Алёшка. По тебе вижу! Ты — только пьяный и похож на человека... Клещ! Гармошку — починил? (Поёт, приплясывая.)
Эх, кабы моё рыло
Не красиво было —
Так меня бы кума моя
Вовсе не любила!
Озяб я, братцы! Х-холодно!

Медведев. Мм... а если спросить — кто такая кума?

Бубнов. Отстань! Ты, брат, теперь — тю-тю! Ты уж не бутошник... кончено! И не бутошник, и не дядя...

Алёшка. А просто — тёткин муж!

Бубнов. Одна твоя племянница — в тюрьме, другая — помирает...
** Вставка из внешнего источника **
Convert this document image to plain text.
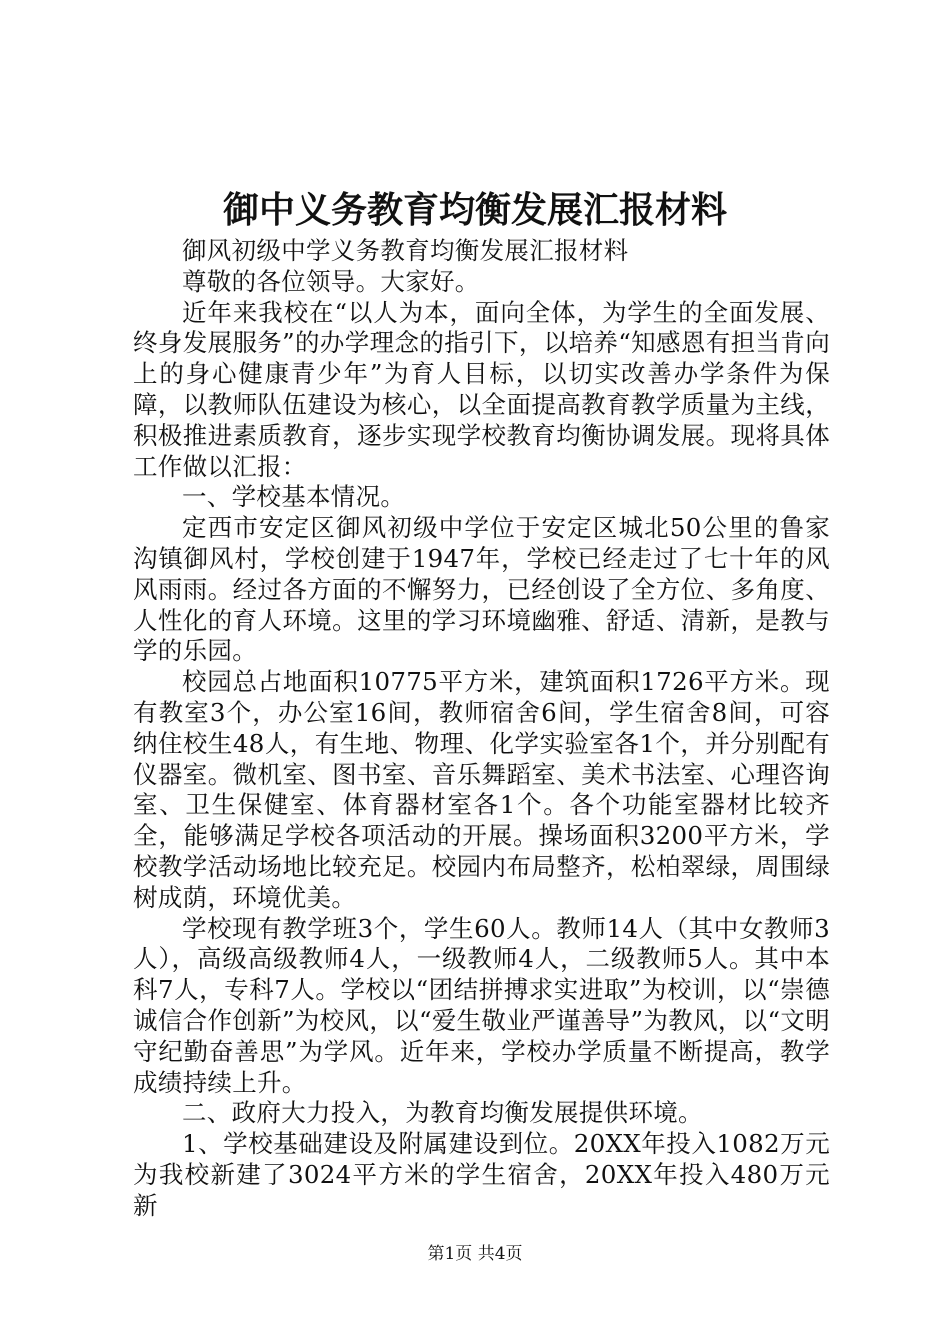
御中义务教育均衡发展汇报材料

御风初级中学义务教育均衡发展汇报材料

尊敬的各位领导。大家好。

近年来我校在“以人为本，面向全体，为学生的全面发展、终身发展服务”的办学理念的指引下，以培养“知感恩有担当肯向上的身心健康青少年”为育人目标，以切实改善办学条件为保障，以教师队伍建设为核心，以全面提高教育教学质量为主线，积极推进素质教育，逐步实现学校教育均衡协调发展。现将具体工作做以汇报：

一、学校基本情况。

定西市安定区御风初级中学位于安定区城北50公里的鲁家沟镇御风村，学校创建于1947年，学校已经走过了七十年的风风雨雨。经过各方面的不懈努力，已经创设了全方位、多角度、人性化的育人环境。这里的学习环境幽雅、舒适、清新，是教与学的乐园。

校园总占地面积10775平方米，建筑面积1726平方米。现有教室3个，办公室16间，教师宿舍6间，学生宿舍8间，可容纳住校生48人，有生地、物理、化学实验室各1个，并分别配有仪器室。微机室、图书室、音乐舞蹈室、美术书法室、心理咨询室、卫生保健室、体育器材室各1个。各个功能室器材比较齐全，能够满足学校各项活动的开展。操场面积3200平方米，学校教学活动场地比较充足。校园内布局整齐，松柏翠绿，周围绿树成荫，环境优美。

学校现有教学班3个，学生60人。教师14人（其中女教师3人），高级高级教师4人，一级教师4人，二级教师5人。其中本科7人，专科7人。学校以“团结拼搏求实进取”为校训，以“崇德诚信合作创新”为校风，以“爱生敬业严谨善导”为教风，以“文明守纪勤奋善思”为学风。近年来，学校办学质量不断提高，教学成绩持续上升。

二、政府大力投入，为教育均衡发展提供环境。

1、学校基础建设及附属建设到位。20XX年投入1082万元为我校新建了3024平方米的学生宿舍，20XX年投入480万元新

第1页 共4页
Медведев (гордо). Врёшь! Она — не помирает, она у меня без вести пропала!

Сатин хохочет.

Бубнов. Всё равно, брат! Человек без племянниц — не дядя!

Алёшка. Ваше превосходительство! Отставной козы барабанщик!
У кумы — есть деньги,
У меня — ни гроша!
Зато я весёлый мальчик,
Зато я — хороший!
Холодно!

Входит Кривой Зоб; потом — до конца акта — ещё несколько фигур мужчин и женщин. Они раздеваются, укладываются на нары, ворчат.
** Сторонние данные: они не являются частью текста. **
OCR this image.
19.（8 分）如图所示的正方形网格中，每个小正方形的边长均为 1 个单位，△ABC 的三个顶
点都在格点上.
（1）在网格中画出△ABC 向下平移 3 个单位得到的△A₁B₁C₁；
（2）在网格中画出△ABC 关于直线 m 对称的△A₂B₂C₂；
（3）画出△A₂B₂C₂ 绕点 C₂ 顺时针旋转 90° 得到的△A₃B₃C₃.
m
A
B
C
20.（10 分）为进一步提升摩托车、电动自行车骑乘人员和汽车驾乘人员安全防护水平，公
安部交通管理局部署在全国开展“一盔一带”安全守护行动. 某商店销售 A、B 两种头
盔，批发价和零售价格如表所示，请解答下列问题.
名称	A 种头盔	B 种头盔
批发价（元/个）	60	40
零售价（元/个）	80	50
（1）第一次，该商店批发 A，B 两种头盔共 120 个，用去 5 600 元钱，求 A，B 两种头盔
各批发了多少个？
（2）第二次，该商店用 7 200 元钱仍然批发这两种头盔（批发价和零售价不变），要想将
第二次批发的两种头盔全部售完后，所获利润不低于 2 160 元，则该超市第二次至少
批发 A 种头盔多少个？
Кривой Зоб. Бубнов! Ты чего сбежал?

Бубнов. Иди сюда! Садись... запоём мы, брат! Любимую мою... а?

Татарин. Ночь — спать надо! Песня петь днём надо!

Сатин. Ну, ничего, князь! Ты — иди сюда!

Татарин. Как — ничего? Шум будет... когда песня поют, шум бывает...

Бубнов (идя к нему). Князь! Что — рука? Отрезали тебе руку?

Татарин. Зачем? Погодим... может — не надо резать... Рука — не железный, резать — недолго...

Кривой Зоб. Яман твоё дело, Асанка! Без руки ты — никуда не годишься! Наш брат по рукам да по спине ценится... Нет руки — и человека нет! Табак твоё дело!.. Иди водку пить... больше никаких!

Квашня (входит). Ах, жители вы мои милые! На дворе-то, на дворе-то! Холод, слякоть... Бутошник мой здесь? Бутарь!

Медведев. Я!

Квашня. Опять мою кофту таскаешь? И как будто ты... немножко того, а? Ты что же это?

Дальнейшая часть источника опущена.